Em 2006, ela se ofereceu para a campanha estadual de Marcelo Freixo, que agora é congressista na bancada do PSOL. Ele ganhou, e Franco tornou-se uma das suas assistentes parlamentares. "Eu coordenei com a Comissão de Direitos Humanos, acompanhei as políticas das favelas e movimentos sociais e trabalhei com familiares de pessoas vítimas de violência – civis e policiais", diz ela.

Franco passou a maior parte de sua vida na favela da Maré. Ela diz que não quer trabalhar apenas pelo lugar de onde ela veio, mas que todas as causas pelas quais ela luta têm um impacto sobre as pessoas que vivem nas favelas. "As mulheres negras constituem a maioria das vítimas de estupro", diz ela. "Então, quando luto pelo acesso ao aborto legal, também estou lutando pelas favelas".

De acordo com as últimas estatísticas estaduais, 4.128 mulheres relataram estupro em 2015. E um estudo do Institute of Applied Economic Research mostra que em 2011, 51 por cento dos sobreviventes de estupro no Brasil eram mulheres negras.

A equipe de Franco, que inclui muitas mulheres e residentes da favela, planeja organizar um seminário sobre as favelas em maio de 2017. Uma das suas maiores preocupações é a violência armada, particularmente tiroteios policiais. De acordo com as últimas estatísticas do Ministério da Saúde, 50 crianças e adolescentes foram mortos pela polícia entre 2003 e 2012, no estado do Rio de Janeiro. "Damos apoio a famílias de vítimas de violência, como a família de Fernanda", diz Franco. Fernanda Adriana Caparica Pinheiro, de sete anos de idade, morreu durante um tiroteio em fevereiro de 2017 na favela maré do Parque União.
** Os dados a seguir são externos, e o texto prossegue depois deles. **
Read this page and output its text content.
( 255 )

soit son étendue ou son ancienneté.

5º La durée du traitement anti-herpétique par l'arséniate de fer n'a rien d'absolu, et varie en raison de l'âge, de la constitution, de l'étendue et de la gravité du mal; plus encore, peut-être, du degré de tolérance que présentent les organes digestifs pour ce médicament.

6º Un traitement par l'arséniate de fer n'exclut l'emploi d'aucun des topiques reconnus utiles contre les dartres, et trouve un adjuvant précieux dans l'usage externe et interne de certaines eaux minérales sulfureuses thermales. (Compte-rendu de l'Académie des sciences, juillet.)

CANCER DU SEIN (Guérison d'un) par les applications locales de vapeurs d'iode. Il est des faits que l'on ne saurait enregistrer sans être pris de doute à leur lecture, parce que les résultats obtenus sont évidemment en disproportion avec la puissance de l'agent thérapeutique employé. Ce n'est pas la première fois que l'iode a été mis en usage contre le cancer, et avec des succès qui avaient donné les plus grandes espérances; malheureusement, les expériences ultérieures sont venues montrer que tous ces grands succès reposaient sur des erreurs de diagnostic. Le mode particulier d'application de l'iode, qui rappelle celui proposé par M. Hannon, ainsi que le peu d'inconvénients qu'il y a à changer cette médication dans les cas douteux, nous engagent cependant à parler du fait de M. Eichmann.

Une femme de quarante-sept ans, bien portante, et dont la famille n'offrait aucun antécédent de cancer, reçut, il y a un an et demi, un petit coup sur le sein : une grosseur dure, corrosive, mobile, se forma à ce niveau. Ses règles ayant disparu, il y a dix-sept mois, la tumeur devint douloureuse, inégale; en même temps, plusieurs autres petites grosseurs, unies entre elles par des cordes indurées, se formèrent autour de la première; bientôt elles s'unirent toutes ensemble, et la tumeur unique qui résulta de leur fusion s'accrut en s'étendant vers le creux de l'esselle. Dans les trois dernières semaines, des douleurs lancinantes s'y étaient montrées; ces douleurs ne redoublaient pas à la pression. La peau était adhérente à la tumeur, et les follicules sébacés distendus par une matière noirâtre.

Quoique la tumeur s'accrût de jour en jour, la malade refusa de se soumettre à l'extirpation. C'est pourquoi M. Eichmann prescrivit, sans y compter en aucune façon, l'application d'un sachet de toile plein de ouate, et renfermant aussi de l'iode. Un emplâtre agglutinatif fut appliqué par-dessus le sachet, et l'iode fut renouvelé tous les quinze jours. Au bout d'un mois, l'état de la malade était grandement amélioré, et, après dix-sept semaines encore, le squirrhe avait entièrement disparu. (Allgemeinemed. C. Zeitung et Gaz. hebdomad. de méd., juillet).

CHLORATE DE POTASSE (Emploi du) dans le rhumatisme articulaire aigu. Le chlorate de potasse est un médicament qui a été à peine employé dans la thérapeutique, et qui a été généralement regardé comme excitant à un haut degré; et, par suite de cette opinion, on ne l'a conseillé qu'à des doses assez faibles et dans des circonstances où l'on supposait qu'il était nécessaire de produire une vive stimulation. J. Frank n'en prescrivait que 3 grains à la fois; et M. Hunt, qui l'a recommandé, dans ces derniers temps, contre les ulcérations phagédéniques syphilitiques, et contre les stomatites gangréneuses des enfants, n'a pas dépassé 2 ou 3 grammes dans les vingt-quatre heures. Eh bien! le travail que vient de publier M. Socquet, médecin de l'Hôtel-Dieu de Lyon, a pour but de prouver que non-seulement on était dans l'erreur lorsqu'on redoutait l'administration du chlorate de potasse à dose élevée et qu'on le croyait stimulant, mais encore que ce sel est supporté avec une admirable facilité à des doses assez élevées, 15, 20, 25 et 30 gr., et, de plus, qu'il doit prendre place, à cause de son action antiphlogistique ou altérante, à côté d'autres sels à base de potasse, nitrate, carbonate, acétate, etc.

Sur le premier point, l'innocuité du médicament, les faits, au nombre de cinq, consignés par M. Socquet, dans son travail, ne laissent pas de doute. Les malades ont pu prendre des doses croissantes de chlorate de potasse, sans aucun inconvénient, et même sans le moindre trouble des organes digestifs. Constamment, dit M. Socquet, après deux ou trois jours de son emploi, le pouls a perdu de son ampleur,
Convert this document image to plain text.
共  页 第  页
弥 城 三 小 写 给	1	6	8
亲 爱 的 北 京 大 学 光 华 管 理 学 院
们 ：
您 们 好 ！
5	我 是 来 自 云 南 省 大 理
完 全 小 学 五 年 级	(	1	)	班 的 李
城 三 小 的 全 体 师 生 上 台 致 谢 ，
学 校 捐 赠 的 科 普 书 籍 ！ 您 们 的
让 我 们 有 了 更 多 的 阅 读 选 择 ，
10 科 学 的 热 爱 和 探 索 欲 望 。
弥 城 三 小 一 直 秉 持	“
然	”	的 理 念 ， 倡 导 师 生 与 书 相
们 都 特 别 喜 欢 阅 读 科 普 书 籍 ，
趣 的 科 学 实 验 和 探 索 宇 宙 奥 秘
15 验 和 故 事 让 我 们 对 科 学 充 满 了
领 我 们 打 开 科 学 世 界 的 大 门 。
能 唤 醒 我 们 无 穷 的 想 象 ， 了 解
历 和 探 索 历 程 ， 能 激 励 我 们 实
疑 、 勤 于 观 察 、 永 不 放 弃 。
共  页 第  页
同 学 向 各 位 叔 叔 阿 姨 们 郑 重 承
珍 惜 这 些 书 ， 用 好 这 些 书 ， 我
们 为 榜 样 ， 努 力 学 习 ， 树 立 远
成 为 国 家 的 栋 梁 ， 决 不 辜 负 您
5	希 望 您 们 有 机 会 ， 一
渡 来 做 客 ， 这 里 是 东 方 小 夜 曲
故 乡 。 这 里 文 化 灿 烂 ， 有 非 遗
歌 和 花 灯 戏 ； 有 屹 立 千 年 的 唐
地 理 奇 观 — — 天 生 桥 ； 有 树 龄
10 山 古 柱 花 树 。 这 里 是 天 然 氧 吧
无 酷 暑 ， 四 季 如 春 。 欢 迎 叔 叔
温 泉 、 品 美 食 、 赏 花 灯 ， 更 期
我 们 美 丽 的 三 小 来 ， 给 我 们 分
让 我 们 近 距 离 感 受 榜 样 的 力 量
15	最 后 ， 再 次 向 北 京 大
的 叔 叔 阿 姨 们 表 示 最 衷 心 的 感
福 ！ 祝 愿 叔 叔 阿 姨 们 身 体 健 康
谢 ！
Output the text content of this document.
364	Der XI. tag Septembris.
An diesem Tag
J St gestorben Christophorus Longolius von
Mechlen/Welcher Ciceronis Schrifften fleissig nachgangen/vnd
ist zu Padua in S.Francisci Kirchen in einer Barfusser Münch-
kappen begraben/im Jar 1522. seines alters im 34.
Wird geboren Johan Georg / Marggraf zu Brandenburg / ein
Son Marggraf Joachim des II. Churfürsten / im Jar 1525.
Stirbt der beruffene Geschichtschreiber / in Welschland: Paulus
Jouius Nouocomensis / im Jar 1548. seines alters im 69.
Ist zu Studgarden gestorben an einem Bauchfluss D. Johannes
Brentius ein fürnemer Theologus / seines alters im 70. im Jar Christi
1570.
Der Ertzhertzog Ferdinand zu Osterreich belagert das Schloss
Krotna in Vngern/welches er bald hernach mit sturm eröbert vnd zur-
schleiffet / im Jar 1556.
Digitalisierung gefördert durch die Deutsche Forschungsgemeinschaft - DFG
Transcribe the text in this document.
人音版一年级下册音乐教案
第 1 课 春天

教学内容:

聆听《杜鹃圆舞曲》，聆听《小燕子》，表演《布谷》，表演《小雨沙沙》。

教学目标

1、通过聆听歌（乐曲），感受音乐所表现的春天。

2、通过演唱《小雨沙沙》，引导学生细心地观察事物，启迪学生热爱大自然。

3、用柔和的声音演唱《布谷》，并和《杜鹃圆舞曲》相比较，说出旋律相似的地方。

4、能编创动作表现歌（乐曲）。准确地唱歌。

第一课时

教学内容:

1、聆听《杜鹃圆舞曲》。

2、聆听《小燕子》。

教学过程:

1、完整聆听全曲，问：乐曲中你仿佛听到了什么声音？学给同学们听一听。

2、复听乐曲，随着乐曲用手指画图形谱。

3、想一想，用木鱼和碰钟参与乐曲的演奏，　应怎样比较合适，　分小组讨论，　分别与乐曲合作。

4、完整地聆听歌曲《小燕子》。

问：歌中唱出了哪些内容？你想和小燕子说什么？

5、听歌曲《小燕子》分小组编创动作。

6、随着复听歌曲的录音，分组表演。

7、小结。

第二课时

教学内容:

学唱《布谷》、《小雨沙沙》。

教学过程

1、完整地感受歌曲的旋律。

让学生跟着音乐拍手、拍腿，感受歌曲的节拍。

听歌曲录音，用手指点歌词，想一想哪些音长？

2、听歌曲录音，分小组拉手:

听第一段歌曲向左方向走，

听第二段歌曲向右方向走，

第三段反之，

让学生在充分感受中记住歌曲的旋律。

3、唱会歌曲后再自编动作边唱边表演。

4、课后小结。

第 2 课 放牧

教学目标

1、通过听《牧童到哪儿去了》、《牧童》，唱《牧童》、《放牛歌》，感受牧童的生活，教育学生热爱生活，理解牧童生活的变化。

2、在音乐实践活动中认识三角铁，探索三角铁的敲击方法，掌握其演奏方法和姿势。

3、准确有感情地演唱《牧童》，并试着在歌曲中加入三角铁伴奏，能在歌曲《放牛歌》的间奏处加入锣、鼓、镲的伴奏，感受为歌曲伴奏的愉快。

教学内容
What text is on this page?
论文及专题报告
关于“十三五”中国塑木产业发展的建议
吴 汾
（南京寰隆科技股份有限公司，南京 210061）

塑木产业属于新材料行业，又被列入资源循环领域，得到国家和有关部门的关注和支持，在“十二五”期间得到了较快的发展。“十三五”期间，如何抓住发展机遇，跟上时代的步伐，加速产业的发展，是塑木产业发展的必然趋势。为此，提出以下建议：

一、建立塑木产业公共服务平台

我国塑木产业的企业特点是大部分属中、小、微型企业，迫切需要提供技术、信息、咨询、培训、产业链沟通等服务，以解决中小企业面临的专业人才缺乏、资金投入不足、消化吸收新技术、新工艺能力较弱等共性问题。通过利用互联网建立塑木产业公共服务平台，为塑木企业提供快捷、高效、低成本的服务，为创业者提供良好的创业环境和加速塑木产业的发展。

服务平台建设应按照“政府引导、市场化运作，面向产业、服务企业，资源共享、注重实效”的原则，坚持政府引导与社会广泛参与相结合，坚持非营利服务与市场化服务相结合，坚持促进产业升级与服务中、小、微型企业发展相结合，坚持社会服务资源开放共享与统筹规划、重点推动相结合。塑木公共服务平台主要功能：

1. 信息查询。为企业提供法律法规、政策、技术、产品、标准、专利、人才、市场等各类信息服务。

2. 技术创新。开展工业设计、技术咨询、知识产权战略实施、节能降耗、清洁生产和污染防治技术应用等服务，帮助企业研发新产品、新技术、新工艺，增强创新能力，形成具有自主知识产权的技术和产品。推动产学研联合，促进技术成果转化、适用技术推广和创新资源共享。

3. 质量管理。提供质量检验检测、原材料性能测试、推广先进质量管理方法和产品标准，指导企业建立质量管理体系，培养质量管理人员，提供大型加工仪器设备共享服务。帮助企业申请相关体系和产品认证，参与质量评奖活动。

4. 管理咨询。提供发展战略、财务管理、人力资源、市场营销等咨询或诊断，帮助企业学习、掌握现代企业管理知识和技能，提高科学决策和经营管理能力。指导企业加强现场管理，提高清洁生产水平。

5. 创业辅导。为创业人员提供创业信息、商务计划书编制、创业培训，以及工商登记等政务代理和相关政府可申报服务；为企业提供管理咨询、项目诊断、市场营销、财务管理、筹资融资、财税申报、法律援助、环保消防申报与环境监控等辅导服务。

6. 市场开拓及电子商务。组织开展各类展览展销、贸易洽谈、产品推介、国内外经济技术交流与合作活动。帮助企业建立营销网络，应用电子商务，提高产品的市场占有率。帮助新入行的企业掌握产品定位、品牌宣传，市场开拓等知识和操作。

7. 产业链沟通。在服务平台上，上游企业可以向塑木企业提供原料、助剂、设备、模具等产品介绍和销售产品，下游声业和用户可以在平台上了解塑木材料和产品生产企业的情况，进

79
Em parte devido à violência nas favelas, Franco deixou a Maré em janeiro [de 2017], mudando-se para o bairro de classe média da Tijuca. "Eu já estava pensando em mudar, porque minha filha vai começar na faculdade e está mais perto", diz ela. "Minha família ainda vive lá, então eu vou lá muitas vezes – eu só não vou mais todas as noites".

Os residentes de Favela tendem a ser conservadores, em grande parte devido a fortes convicções religiosas, que Franco diz que muitas vezes resultam em votos que mantêm o status quo. Mas ela vê as coisas mudando, pouco a pouco.

"Eu acredito que nós [mulheres das favelas] estão melhorando, em termos de liberdade sexual, de poder estudar … Claro, isso só se aplica a algumas mulheres, mas estamos mudando", diz ela.